The review looked in behind project risk registers that were "still reporting as green when it was amber, and amber when it was red":

  • "The projects have continued to run without sufficient resources, from both a capacity and capability perspective . As a result of this and the dysfunction in the Project Team, neither project is delivering sufficiently against the objectives and outcomes set for either sexual violence projects"

  • "The turnover of Project Managers and other Project Team members is a clear indicator of the level of dysfunction... The Business Lead and Project Manager roles have not been functional... [as] observed by nearly all interviewees."

  • "The project structure was non-standard and was confusing."

  • "There were significant gaps and delays in resourcing... The type and level of experience was under sourced for the complexity of the project."

  • "In August 2020, 4 milestones were missed by 2-4 months and reported as minor misses."

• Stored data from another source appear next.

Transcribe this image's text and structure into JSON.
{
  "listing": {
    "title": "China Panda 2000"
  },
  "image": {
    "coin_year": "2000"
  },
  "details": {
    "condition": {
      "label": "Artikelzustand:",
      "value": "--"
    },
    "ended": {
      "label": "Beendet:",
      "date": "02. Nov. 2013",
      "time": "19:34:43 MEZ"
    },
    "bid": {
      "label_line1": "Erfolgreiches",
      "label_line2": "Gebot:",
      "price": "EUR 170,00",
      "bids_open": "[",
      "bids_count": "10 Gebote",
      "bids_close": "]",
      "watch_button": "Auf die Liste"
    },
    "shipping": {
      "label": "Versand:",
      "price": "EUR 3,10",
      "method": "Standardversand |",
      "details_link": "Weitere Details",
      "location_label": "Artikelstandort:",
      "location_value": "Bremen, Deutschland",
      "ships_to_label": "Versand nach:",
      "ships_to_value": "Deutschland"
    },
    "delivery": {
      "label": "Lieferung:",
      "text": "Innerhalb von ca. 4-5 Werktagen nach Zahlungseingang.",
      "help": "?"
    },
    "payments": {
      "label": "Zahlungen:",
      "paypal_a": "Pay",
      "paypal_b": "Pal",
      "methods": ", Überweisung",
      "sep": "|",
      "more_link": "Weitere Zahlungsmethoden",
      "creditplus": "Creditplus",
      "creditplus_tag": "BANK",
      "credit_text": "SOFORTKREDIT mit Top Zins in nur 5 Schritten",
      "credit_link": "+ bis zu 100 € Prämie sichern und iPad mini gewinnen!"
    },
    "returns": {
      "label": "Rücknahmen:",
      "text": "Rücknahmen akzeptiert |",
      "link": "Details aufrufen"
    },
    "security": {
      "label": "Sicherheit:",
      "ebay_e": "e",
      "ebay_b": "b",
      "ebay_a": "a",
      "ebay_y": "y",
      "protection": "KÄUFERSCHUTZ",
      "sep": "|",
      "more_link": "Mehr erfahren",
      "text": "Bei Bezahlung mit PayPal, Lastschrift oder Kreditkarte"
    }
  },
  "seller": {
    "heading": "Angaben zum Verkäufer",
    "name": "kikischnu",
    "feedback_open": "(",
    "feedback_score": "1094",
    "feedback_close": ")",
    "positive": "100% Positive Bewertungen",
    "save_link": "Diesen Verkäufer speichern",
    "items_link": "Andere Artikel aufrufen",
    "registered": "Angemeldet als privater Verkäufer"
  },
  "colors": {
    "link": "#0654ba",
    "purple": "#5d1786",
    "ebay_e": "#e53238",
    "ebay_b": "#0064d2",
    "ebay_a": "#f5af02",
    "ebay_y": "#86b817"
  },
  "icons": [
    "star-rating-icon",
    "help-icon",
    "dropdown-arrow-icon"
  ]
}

The team scored as 'poor' across seven out of ten measures.

OT told RNZ last week the sexual violence project was formally closed last August, and its work transferred into business-as-usual workstreams. Under that new regime, much more of the budget has been spent this year, than last.

The 2021 review urged a new independent quality assessment be done once these changes were made.

The team's failure, made public only now, has contributed to big delays.

Co-design of services was meant to start in October 2020, but last December the agency said it had had to reset, and work had only just begun.

Asked previously by RNZ why it underspent by almost 40 percent in 2020-21, the agency said this was "largely due to partnered nature of services" and suggested it was moving at the slower pace of Māori providers.

This was not what the review said.

"The underspend in the budget against plan is reflective of the delays in the project," it said.

"It is difficult to determine whether the actual spend is reflective of what has been delivered. There is no detailed breakdown of the budget against specific deliverables."

This meant team members "don't understand what funding is available" for iwi providers, not even to tell them what funding they can get for helping with co-design.

In the lead-up to being shut down in August, the team brought in more Māori advisors.

It also set up a pilot but "the pilot proceeded to near implementation without having appropriately engaged with Ngai Tahu and mana whenua".